Kaldı ki her Bdsm yaşayan sadist olacak,ya da uçlarda acı verecek-alacak diye bir şey yok.
Bilmem dikkatinizi çekti mi,Bdsm filmlerinde çok kullanılan bazı aletler ve yöntemler var.Vibratör olan ama değişik bir alet var,ucu yuvarlak sopavari bir şey.Bu aleti çok kullanırlar .Vajinaya dokundurma,bastırma şeklinde kullanırlar,içe sokulmaz.O alete maruz kalan dişiler genelde çok boşalır ya da squirt yaşar.Tabii salt o alete maruz bırakılmazlar,örneğin bir yandan memelere acı veriliyorken ya da anal yapılıyorken o aleti vajinaya bastırıp vücudun acı-zevk eşiğini doruğa çıkarırlar.

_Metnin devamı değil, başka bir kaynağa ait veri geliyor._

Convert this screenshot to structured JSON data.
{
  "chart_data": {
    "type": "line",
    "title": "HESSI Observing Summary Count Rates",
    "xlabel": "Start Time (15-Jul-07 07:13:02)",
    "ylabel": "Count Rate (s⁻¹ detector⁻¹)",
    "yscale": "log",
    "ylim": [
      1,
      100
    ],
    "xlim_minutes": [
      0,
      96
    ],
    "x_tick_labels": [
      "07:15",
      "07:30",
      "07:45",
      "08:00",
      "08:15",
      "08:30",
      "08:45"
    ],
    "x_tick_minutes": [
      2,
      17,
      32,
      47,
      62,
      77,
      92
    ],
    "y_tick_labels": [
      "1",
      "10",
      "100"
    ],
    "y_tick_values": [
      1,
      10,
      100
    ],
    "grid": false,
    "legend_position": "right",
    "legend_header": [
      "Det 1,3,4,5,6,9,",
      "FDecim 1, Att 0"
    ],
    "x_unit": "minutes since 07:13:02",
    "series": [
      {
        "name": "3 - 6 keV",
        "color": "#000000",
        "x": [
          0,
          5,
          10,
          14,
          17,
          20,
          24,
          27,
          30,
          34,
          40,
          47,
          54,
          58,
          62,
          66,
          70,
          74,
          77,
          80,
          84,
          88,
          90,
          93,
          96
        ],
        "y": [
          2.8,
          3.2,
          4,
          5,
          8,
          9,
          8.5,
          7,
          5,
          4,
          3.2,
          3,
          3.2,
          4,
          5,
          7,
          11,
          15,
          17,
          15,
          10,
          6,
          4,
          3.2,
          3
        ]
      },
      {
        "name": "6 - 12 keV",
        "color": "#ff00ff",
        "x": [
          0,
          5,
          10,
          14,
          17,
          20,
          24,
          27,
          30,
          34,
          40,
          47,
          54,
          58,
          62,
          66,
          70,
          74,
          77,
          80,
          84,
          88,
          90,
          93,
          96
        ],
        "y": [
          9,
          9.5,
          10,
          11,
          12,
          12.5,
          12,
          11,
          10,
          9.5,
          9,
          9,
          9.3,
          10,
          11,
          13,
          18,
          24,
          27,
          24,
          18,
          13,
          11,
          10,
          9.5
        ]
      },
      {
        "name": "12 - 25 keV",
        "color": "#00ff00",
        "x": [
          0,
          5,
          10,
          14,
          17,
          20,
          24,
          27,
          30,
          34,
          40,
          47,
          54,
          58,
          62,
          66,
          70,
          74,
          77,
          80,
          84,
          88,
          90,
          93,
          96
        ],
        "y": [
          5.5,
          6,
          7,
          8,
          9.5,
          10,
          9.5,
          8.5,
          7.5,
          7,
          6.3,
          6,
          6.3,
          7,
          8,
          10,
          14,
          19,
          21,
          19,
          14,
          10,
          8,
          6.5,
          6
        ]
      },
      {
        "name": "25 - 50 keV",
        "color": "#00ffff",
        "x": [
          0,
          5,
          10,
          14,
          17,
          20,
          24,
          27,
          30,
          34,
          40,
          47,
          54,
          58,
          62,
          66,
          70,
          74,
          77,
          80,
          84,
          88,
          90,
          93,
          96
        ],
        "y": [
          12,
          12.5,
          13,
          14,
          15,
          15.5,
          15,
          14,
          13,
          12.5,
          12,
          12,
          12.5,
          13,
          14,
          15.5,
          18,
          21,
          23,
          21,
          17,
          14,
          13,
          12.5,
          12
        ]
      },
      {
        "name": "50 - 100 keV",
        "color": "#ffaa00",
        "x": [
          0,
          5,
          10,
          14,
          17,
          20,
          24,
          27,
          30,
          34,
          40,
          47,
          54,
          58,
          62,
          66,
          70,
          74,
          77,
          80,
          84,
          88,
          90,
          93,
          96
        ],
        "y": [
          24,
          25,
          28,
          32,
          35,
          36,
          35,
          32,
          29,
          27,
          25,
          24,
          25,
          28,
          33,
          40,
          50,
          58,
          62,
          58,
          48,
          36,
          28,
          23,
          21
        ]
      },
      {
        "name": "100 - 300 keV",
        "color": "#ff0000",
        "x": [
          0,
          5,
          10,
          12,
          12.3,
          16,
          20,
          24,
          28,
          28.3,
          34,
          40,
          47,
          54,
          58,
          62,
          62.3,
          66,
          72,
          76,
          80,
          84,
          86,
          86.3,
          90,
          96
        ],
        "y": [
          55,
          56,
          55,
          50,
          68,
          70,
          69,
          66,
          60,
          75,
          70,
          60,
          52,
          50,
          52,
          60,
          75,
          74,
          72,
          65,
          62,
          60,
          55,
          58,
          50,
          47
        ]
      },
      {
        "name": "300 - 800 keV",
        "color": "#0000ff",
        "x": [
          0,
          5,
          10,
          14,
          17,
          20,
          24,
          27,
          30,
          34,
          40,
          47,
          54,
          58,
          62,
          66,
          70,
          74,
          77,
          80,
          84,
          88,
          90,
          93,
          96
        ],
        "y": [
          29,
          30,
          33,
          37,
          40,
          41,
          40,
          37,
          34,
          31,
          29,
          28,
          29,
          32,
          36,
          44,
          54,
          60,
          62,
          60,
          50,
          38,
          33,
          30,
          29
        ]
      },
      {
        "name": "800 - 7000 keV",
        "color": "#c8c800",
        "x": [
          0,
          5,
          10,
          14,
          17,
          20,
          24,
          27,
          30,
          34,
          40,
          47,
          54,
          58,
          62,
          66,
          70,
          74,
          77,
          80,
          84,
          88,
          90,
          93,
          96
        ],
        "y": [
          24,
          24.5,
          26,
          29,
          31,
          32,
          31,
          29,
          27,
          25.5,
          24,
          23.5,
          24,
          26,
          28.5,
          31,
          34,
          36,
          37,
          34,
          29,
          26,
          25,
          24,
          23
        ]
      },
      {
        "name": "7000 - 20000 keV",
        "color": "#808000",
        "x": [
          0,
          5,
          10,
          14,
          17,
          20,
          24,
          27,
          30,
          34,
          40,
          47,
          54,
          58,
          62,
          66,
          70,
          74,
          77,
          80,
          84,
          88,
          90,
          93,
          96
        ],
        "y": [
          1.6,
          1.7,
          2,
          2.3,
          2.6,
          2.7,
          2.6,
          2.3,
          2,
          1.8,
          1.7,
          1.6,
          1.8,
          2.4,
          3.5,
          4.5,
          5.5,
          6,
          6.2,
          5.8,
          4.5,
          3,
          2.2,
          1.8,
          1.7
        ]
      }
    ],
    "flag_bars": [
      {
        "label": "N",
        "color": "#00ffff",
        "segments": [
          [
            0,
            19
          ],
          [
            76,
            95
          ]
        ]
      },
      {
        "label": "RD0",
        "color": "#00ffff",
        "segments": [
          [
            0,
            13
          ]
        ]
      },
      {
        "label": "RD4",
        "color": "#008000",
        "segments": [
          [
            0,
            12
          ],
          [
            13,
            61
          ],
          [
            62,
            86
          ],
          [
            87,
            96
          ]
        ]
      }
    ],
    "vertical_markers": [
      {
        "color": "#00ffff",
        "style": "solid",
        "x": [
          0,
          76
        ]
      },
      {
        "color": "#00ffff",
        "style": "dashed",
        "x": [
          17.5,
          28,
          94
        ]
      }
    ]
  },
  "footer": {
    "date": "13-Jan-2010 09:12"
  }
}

Squirt kavramını da bilmeyenler için,belki görmüşsünüzdür işercesine ve şiddetli bir boşalma türüdür fakat her dişi yaşamaz bunu ya da kolayca yaşayamaz diyelim.Bu psikolojiye de bağlıdır,yani acıya odaklanmadan,zevke odaklanan ve vücudunu kasmayan bir dişi,peş peşe boşalmaların sonrasında squirt yaşayabilir.
Demem şu ki,acı sanıldığı kadar korkulacak bir şey değildir,hatta zevk,çok zevk almada direkt etken bir durumdur ve kişiler bunları yavaşça ve profesyonel ellerde aşalabilir.Fakat beyninizde sürekli bir ön yargı,korku ve kaçış varsa her iki taraf içinde zorlaştırıcı bir durum olur bu.Bunu söyledim çünkü karşıma çıkan hemen herkez öncelikle acıdan,acıya dayanıksızlığından,bu yöndeki korkularından bahsediyor.Bu yüzden bu konuya açıklık getirmek istedim.Her konuda olduğu gibi bu konuda da ön yargılarınızdan sıyrılırsanız zevke ve mutluluğa giden yolda bir adım daha atmış olursunuz.